Saturday, 3 December 2016

A Sea Battle And Two Literary References

SM Stirling's Nantucketers and Tartessians fight a sea battle, appropriately in a novel entitled On The Oceans Of Eternity. One page gives two literary references. One of the things that Alston wants to live to do again involves reading Flecker. We already knew that she was a Flecker fan. See here.

The noises of the battle include:

"...shot crashing home like the tattoo of hail on a roof magnified to Brobdingagian size."
-SM Stirling, On The Oceans Of Eternity (New York, 2000), Chapter Nineteen, p. 388.

"Brobdingnagian" has become a literary word for "big." CS Lewis' Ransom, speaking to Jane Studdock, breaks off in mid-sentence:

"He broke off sharply and a new look came into his eyes. At the same moment a new thought came into Jane's mind, an odd one. She was thinking of hugeness. Or rather, she was not thinking of it. She was, in some strange fashion, experiencing it. Something intolerably big, something from Brobdingnag, was pressing on her, was approaching, was almost in the room. She felt herself shrinking..."

- a touch of Alice In Wonderland -

"...suffocated, emptied of all power and virtue. She darted a look at the Director which was really a cry for help, and that glance, in some inexplicable way, revealed him as being, like herself, a very small object. The whole room was a tiny place, a mouse's hole, and it seemed to her to be tilted aslant - as though the insupportable mass and splendour of the formless hugeness, in approaching, had knocked it askew. She heard the Director's voice.
"'Quick,' he said gently, 'these are my Masters. You must leave me now. This is no place for us small ones, but I am inured. Go!'"
-CS Lewis, That Hideous Strength (London, 1979), Chapter Six, section II, pp. 88-89.

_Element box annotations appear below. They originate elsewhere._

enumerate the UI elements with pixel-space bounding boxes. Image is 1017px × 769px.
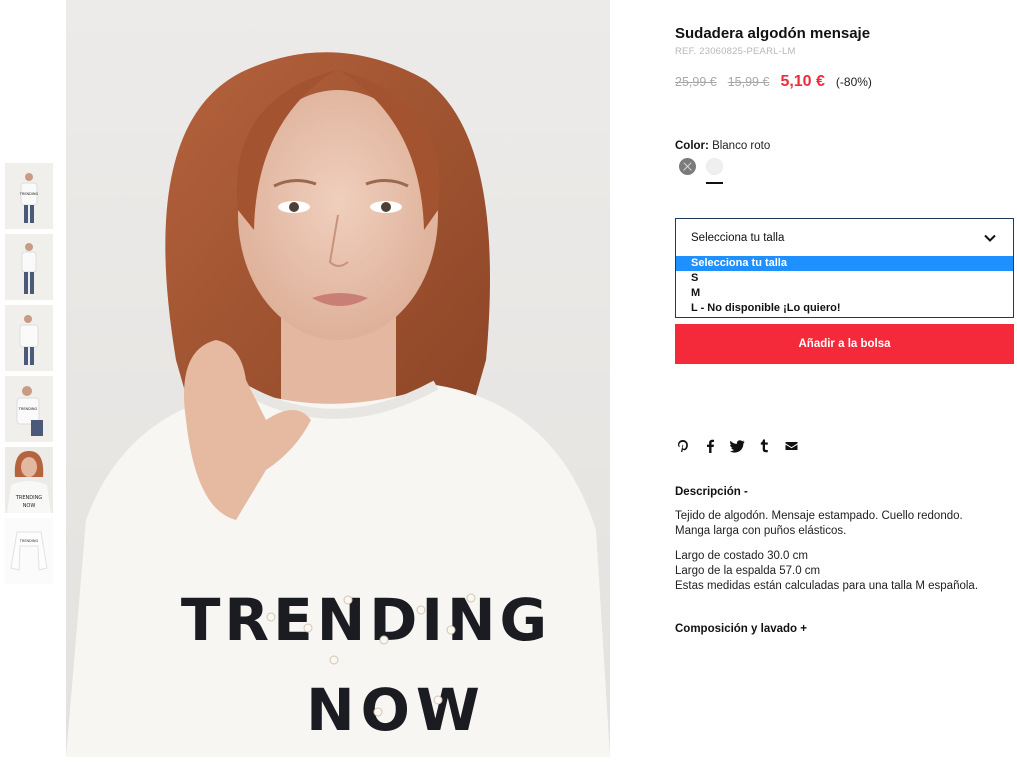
price-block: 25,99 € 15,99 € 5,10 € (-80%) [675,73,872,91]
color-swatches [679,158,733,175]
description-line-5: Estas medidas están calculadas para una … [675,580,979,592]
tumblr-icon[interactable] [756,438,772,454]
color-selector-label: Color: Blanco roto [675,140,770,152]
main-product-image[interactable]: TRENDING NOW [66,0,610,757]
color-value: Blanco roto [712,140,771,152]
color-swatch-gray-unavailable[interactable] [679,158,696,175]
facebook-icon[interactable] [702,438,718,454]
selected-swatch-indicator [706,182,723,184]
sweatshirt-text-line2: NOW [306,676,486,744]
description-line-4: Largo de la espalda 57.0 cm [675,565,821,577]
svg-text:TRENDING: TRENDING [15,495,42,501]
color-label: Color: [675,140,709,152]
size-options-list: Selecciona tu talla S M L - No disponibl… [675,256,1014,318]
thumbnail-gallery: TRENDING TRENDING TRENDING NOW TRENDING [5,163,53,589]
description-line-2: Manga larga con puños elásticos. [675,525,847,537]
svg-text:NOW: NOW [23,503,36,509]
thumbnail-1[interactable]: TRENDING [5,163,53,229]
add-to-bag-button[interactable]: Añadir a la bolsa [675,324,1014,364]
email-icon[interactable] [783,438,799,454]
price-previous: 15,99 € [727,75,770,89]
sweatshirt-text-line1: TRENDING [181,586,551,654]
size-option-placeholder[interactable]: Selecciona tu talla [676,256,1013,271]
thumbnail-4[interactable]: TRENDING [5,376,53,442]
share-bar [675,438,810,454]
price-current: 5,10 € [780,73,825,90]
thumbnail-5[interactable]: TRENDING NOW [5,447,53,513]
svg-text:TRENDING: TRENDING [19,192,39,196]
size-option-m[interactable]: M [676,286,1013,301]
size-option-l[interactable]: L - No disponible ¡Lo quiero! [676,301,1013,316]
twitter-icon[interactable] [729,438,745,454]
description-line-1: Tejido de algodón. Mensaje estampado. Cu… [675,510,963,522]
color-swatch-white[interactable] [706,158,723,175]
description-line-3: Largo de costado 30.0 cm [675,550,808,562]
svg-text:TRENDING: TRENDING [18,407,38,411]
thumbnail-3[interactable] [5,305,53,371]
size-select-value: Selecciona tu talla [691,232,785,244]
svg-text:TRENDING: TRENDING [19,539,39,543]
discount-badge: (-80%) [835,75,872,89]
thumbnail-2[interactable] [5,234,53,300]
size-select[interactable]: Selecciona tu talla [675,218,1014,257]
pinterest-icon[interactable] [675,438,691,454]
product-title: Sudadera algodón mensaje [675,25,871,42]
product-reference: REF. 23060825-PEARL-LM [675,46,796,57]
description-toggle[interactable]: Descripción - [675,486,748,498]
size-option-s[interactable]: S [676,271,1013,286]
composition-toggle[interactable]: Composición y lavado + [675,623,807,635]
chevron-down-icon [982,230,998,246]
price-original: 25,99 € [675,75,717,89]
thumbnail-6[interactable]: TRENDING [5,518,53,584]
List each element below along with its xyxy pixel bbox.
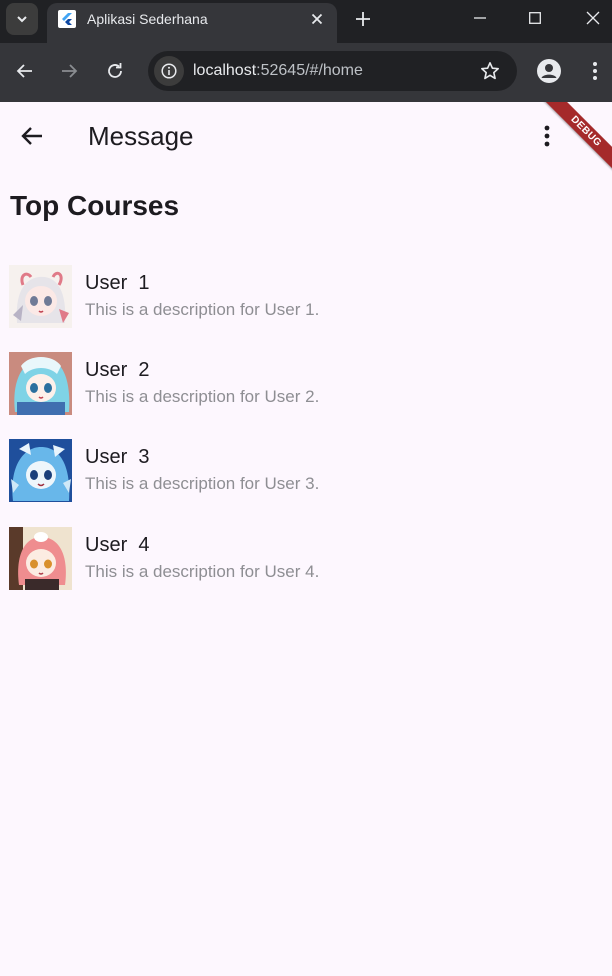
- reload-icon[interactable]: [100, 56, 130, 86]
- url-host: localhost: [193, 62, 257, 79]
- appbar-back-button[interactable]: [16, 120, 48, 152]
- item-name: User 2: [85, 359, 150, 381]
- item-name: User 4: [85, 534, 150, 556]
- tab-title: Aplikasi Sederhana: [87, 11, 208, 27]
- avatar: [9, 527, 72, 590]
- item-description: This is a description for User 1.: [85, 300, 320, 319]
- section-heading: Top Courses: [10, 190, 180, 221]
- more-vert-icon[interactable]: [533, 120, 561, 152]
- avatar: [9, 265, 72, 328]
- window-close-icon[interactable]: [578, 4, 608, 32]
- profile-icon[interactable]: [534, 56, 564, 86]
- appbar-title: Message: [88, 121, 194, 151]
- flutter-icon: [58, 10, 76, 28]
- item-description: This is a description for User 4.: [85, 562, 320, 581]
- forward-icon[interactable]: [54, 56, 84, 86]
- new-tab-plus-icon[interactable]: [350, 6, 376, 32]
- url-text: localhost:52645/#/home: [193, 62, 363, 80]
- avatar: [9, 439, 72, 502]
- url-path: :52645/#/home: [256, 62, 363, 79]
- arrow-back-icon: [21, 127, 42, 145]
- list-item[interactable]: User 1 This is a description for User 1.: [9, 265, 599, 331]
- avatar: [9, 352, 72, 415]
- item-description: This is a description for User 3.: [85, 474, 320, 493]
- browser-tab[interactable]: Aplikasi Sederhana: [47, 3, 337, 43]
- item-description: This is a description for User 2.: [85, 387, 320, 406]
- site-info-icon[interactable]: [154, 56, 184, 86]
- chevron-down-icon: [17, 16, 27, 23]
- address-bar[interactable]: localhost:52645/#/home: [148, 51, 517, 91]
- bookmark-star-icon[interactable]: [479, 60, 501, 82]
- item-name: User 3: [85, 446, 150, 468]
- app-viewport: Message DEBUG Top Courses User 1 This is…: [0, 102, 612, 976]
- browser-toolbar: localhost:52645/#/home: [0, 43, 612, 102]
- tab-search-button[interactable]: [6, 3, 38, 35]
- list-item[interactable]: User 3 This is a description for User 3.: [9, 439, 599, 505]
- browser-tabstrip: Aplikasi Sederhana: [0, 0, 612, 43]
- browser-menu-icon[interactable]: [580, 56, 610, 86]
- list-item[interactable]: User 4 This is a description for User 4.: [9, 527, 599, 593]
- tab-close-icon[interactable]: [307, 9, 327, 29]
- list-item[interactable]: User 2 This is a description for User 2.: [9, 352, 599, 418]
- maximize-icon[interactable]: [520, 4, 550, 32]
- minimize-icon[interactable]: [465, 4, 495, 32]
- back-icon[interactable]: [10, 56, 40, 86]
- item-name: User 1: [85, 272, 150, 294]
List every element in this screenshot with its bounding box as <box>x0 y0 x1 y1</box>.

Ok, they're big. Poul Anderson and Gordon R Dickson use "Brobdingnag" as the name of a really big planet. See here.

1 comment:

Sean M. Brooks said...

Kaor, Paul!

Dang! I wish I had noticed these literary allusions when I reading Stirling's account of the sea battle between the Tartessians and Nantucketers. We also see a few Andersonian allusions in the Nantucket books, but no explicit mentions of PA or any of his books by name or title. Which I regret--and we did see Anderson and some of his books explicitly mentioned in Stirling's CONQUISTADOR.

And if what I remember about Anderson/Dickson's planet Brobdingnag in the Hoka stories is true, then it was a lot like Mirkheim. And, yes, I have read Jonathan Swift's GULLIVER'S TRAVELS. I have two versions of that text, one which seems to be a reprint of the standard 18th century version, and THE ANNOTATED GULLIVER'S TRAVELS, with annotations by Isaac Asimov.